Social construction emphasizes the cultural and historical specificity of knowledge, truth,
identity, and our representations and categorizations of the world. Knowledge, conceptual
frameworks and systems of representation are seen as caught up in forms of life and
language, and therefore always in process.
Essentialism: to know the truth about a given concept, category, or aspect of reality, we
concentrate on uncovering its essence or inner being. Its essence is an internal property
that defines its Being.
Social construction: to understand or analyze a given concept, category, or aspect of
reality, we concentrate on tracing out the social, historical and cultural factors that
brought it into being, along with the wider range of social phenomena to which it is
related.
Plato's theory of Forms is probably the first example of an essentialist philosophical
framework. Above the transitory, sensible, mutable world of the everyday is the realm of
Forms. The Forms are absolute, eternal, universal, fixed and immutable. They represent
true Being. True knowledge is gained through contemplation of the Forms, which in turn
are known through reason, the 'soul's pilot'.

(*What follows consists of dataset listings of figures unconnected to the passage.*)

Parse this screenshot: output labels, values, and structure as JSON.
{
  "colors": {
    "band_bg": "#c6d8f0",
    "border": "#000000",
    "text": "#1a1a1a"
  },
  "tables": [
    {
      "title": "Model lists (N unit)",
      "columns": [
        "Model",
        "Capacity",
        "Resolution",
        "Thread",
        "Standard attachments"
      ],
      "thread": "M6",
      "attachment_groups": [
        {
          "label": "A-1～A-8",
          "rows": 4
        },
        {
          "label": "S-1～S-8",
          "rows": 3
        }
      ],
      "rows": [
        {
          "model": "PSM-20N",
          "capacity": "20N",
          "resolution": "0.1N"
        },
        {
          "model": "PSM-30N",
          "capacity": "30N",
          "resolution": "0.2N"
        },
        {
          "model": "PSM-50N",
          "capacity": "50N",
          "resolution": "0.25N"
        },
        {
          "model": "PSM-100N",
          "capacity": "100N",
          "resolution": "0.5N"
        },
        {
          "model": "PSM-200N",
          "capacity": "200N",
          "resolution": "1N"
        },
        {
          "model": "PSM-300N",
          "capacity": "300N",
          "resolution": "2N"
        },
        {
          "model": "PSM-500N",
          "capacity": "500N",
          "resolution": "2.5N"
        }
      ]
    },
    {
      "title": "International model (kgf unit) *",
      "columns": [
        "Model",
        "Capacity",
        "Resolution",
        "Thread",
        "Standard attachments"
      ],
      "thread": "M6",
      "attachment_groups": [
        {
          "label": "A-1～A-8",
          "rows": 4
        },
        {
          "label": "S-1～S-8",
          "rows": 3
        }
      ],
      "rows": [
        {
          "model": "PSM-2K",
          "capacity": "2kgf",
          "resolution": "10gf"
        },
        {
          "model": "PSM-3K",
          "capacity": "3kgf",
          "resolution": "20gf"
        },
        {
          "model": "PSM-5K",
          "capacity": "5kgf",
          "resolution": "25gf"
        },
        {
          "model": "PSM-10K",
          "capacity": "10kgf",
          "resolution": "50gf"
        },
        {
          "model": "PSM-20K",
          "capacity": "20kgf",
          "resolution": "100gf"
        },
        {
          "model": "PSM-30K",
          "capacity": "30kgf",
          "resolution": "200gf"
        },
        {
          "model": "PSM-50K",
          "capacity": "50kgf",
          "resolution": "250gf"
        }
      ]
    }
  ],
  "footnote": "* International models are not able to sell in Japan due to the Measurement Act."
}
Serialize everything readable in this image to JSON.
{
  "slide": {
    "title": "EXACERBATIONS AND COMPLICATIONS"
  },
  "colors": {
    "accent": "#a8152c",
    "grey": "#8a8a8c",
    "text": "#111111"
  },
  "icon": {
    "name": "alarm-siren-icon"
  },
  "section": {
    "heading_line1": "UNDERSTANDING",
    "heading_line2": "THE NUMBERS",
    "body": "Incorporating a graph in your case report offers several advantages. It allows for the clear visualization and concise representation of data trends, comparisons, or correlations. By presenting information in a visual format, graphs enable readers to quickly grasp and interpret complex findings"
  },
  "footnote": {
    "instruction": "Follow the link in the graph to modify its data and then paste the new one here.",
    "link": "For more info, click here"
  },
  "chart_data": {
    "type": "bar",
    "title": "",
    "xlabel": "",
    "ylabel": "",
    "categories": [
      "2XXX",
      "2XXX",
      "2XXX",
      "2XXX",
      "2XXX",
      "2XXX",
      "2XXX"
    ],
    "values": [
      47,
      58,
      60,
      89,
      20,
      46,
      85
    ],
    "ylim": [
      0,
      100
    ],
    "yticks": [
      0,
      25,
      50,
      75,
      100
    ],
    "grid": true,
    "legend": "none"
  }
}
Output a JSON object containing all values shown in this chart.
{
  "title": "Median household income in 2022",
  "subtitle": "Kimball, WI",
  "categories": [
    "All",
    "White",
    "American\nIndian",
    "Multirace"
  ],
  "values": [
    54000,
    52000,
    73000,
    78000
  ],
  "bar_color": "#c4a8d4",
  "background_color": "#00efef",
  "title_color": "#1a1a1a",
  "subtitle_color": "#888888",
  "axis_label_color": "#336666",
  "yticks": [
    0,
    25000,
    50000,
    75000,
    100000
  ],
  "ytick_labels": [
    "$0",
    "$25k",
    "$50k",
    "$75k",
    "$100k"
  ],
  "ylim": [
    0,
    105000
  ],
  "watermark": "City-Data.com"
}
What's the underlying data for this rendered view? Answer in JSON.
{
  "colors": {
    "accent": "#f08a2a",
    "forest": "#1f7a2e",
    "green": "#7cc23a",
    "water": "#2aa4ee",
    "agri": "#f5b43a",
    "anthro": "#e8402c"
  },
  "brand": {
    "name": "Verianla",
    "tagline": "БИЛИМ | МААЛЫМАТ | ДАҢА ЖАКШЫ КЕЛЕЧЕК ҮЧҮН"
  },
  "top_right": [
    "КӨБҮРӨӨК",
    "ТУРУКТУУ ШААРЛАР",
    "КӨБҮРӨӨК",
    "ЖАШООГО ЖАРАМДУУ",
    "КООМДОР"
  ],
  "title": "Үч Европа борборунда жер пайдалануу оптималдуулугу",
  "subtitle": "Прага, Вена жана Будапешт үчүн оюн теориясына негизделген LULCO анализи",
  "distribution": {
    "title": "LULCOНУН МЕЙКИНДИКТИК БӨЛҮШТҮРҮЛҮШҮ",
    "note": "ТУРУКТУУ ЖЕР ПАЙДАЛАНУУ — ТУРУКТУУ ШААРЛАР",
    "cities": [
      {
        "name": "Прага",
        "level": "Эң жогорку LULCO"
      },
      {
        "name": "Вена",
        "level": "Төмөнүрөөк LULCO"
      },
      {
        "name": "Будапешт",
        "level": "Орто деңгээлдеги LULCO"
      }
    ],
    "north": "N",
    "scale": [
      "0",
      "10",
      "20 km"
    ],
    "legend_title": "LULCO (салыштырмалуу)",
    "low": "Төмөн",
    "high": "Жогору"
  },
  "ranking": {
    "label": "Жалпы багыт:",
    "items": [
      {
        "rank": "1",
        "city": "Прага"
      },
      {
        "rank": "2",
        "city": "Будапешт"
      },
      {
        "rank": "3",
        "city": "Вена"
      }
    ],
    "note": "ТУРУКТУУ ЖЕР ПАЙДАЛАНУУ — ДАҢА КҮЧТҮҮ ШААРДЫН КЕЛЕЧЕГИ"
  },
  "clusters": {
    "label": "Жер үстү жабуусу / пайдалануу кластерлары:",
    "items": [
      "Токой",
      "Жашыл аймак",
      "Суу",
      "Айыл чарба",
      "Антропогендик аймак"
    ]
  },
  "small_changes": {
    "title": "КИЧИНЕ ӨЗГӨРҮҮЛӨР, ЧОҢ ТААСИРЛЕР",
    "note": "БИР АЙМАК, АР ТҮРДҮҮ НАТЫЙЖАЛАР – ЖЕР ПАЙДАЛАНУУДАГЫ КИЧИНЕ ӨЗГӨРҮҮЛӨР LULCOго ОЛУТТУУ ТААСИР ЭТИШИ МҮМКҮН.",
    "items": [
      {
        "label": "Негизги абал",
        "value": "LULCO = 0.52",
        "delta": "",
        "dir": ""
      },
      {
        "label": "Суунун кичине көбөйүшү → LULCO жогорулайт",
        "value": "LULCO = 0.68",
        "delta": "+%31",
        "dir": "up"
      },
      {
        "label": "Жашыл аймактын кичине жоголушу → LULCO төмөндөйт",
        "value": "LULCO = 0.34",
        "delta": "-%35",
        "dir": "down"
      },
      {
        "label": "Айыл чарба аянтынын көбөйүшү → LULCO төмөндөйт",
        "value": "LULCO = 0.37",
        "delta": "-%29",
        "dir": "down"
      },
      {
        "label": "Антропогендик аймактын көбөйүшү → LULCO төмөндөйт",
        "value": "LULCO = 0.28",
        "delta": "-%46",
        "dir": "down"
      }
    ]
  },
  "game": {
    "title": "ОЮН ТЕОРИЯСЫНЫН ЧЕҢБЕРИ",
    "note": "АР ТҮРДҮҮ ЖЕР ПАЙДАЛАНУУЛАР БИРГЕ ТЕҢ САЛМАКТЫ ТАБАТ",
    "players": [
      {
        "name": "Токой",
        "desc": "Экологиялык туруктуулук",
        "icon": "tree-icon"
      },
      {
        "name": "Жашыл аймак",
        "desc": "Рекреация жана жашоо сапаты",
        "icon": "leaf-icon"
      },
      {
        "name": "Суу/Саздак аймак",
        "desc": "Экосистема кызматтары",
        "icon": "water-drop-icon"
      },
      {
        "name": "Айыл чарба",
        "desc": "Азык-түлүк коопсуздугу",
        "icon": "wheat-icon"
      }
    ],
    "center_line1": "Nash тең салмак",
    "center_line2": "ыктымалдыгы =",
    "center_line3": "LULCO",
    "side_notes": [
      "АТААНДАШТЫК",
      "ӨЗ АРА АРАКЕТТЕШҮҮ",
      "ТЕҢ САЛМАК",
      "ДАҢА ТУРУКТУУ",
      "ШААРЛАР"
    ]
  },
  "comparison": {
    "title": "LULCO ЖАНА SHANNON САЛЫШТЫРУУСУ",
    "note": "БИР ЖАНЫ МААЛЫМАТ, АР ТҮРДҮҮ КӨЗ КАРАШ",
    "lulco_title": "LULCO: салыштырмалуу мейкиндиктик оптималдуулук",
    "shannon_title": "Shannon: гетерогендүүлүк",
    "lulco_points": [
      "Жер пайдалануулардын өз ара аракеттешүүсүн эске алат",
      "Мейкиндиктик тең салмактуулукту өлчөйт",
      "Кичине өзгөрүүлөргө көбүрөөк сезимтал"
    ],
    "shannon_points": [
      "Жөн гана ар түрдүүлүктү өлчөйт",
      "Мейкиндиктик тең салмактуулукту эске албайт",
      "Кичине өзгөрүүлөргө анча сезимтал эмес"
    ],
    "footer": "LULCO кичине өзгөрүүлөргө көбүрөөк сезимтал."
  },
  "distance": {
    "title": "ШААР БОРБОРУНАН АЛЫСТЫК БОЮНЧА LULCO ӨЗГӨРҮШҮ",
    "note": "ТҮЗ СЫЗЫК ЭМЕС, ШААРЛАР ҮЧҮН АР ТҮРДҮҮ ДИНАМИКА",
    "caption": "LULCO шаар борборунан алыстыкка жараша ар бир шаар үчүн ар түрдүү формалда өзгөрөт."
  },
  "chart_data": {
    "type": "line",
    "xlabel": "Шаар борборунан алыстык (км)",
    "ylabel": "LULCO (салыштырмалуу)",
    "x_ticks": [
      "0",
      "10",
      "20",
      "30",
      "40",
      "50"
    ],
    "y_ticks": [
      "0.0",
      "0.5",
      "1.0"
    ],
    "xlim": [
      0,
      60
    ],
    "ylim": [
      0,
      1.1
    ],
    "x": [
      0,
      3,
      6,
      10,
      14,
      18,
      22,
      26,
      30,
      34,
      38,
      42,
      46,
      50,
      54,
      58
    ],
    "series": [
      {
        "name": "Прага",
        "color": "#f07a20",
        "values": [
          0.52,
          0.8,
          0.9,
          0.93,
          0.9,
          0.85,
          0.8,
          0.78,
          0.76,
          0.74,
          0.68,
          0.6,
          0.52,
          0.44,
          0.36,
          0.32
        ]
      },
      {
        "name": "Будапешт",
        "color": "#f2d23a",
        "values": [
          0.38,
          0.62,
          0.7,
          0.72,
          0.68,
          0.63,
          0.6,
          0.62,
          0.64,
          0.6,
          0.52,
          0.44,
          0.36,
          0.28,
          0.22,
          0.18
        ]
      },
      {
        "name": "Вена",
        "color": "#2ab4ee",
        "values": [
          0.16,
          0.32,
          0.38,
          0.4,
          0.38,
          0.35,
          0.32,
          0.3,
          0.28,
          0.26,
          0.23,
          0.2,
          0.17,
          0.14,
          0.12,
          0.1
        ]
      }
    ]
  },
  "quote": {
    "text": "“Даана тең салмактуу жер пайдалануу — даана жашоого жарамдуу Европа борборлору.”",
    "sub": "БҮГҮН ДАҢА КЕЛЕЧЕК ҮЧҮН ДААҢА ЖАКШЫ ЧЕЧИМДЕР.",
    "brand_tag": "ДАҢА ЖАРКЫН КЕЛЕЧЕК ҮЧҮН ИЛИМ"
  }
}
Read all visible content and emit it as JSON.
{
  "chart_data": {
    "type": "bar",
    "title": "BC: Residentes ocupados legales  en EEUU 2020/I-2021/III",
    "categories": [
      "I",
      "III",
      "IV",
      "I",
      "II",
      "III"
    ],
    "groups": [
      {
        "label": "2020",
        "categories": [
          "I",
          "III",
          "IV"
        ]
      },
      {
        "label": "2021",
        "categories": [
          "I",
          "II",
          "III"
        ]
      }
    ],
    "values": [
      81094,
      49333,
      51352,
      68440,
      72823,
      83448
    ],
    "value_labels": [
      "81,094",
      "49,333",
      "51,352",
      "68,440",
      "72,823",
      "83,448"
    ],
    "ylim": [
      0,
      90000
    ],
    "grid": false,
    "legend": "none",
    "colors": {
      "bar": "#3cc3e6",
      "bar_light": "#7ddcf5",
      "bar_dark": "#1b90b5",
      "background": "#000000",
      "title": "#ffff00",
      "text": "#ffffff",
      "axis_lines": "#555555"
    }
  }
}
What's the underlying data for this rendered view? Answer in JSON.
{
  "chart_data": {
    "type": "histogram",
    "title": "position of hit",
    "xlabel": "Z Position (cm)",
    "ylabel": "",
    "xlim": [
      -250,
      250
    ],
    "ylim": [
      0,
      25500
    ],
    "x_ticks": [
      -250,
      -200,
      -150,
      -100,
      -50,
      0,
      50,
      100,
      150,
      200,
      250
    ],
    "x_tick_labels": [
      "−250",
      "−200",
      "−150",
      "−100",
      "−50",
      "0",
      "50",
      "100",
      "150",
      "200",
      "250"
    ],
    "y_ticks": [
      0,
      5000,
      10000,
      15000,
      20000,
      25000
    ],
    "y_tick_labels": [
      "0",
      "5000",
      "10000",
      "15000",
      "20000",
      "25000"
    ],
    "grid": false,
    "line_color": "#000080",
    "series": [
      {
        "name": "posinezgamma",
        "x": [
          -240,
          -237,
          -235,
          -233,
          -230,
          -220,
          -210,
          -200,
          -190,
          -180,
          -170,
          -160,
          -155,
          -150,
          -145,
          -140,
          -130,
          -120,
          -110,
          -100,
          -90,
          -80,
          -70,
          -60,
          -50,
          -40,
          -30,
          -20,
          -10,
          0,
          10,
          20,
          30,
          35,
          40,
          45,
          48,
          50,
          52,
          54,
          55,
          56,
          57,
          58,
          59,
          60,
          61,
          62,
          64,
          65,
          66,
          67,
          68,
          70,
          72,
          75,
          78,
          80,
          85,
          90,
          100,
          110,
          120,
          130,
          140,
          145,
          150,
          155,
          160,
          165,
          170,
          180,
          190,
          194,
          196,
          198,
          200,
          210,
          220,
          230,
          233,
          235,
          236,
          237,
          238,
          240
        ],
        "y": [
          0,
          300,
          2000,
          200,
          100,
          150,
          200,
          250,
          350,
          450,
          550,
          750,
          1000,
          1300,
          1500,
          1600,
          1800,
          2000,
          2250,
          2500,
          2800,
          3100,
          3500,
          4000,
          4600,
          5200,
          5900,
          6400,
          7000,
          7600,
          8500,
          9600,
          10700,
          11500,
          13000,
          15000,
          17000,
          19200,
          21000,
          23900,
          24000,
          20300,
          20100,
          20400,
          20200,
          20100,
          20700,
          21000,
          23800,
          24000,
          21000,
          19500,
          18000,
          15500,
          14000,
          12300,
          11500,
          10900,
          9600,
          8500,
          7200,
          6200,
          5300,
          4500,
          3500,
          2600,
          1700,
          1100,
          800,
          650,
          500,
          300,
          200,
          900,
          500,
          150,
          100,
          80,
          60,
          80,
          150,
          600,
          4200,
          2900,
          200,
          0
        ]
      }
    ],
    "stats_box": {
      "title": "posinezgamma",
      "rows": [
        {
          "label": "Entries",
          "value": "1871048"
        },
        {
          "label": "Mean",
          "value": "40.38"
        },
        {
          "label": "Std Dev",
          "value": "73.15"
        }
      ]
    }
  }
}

The Handout gives a set of examples of social constructionist arguments on topics such
as race, class and gender.
Essentialist arguments are often made about abstract categories such as Truth, Beauty,
Morality, (Great) Literature & Art, History, Human Nature, Sexuality, Gender, Race, etc.
The 'reality' of these things is to be found in their 'essence', or in their innermost nature.
In the realm of literary studies, debates have emerged over whether great literature (or
even just literature as a category) has an identifiable essence, a set of fixed, timeless,
universal qualities which uniquely characterize it. Compare this to social constructionist
approaches to literature, which treat it as a category that emerges out of a particular
socio-political context, and involves a number of ways in which people relate themselves
to writing, and which is constantly in process. In this scenario literature exists not as an
essence, but as a process or function.
Essentialism has a corresponding 'Ontology' - that is, assumptions about the nature of
Being or existence. Essentialist arguments tend to assume that the world consists of
things that exist independently of our perception of them and of our representations of
them. It is generally 'realist' in orientation. Language mirrors the real. Language is to be
trusted to the extent that it accurately mirrors the 'essence' of reality (compare this with
our discussions of orality and literacy, where ways of perceiving the world are to some
extent a function of the different ways language can be organized.) Social construction
tends to stress the mediating influence of language in both knowledge production and in
our conceptual frameworks. The conceptual frameworks and categories by which we
apprehend the world are seen not as reflections of reality, but discursive constructions
that shape our action in and knowledge of the world.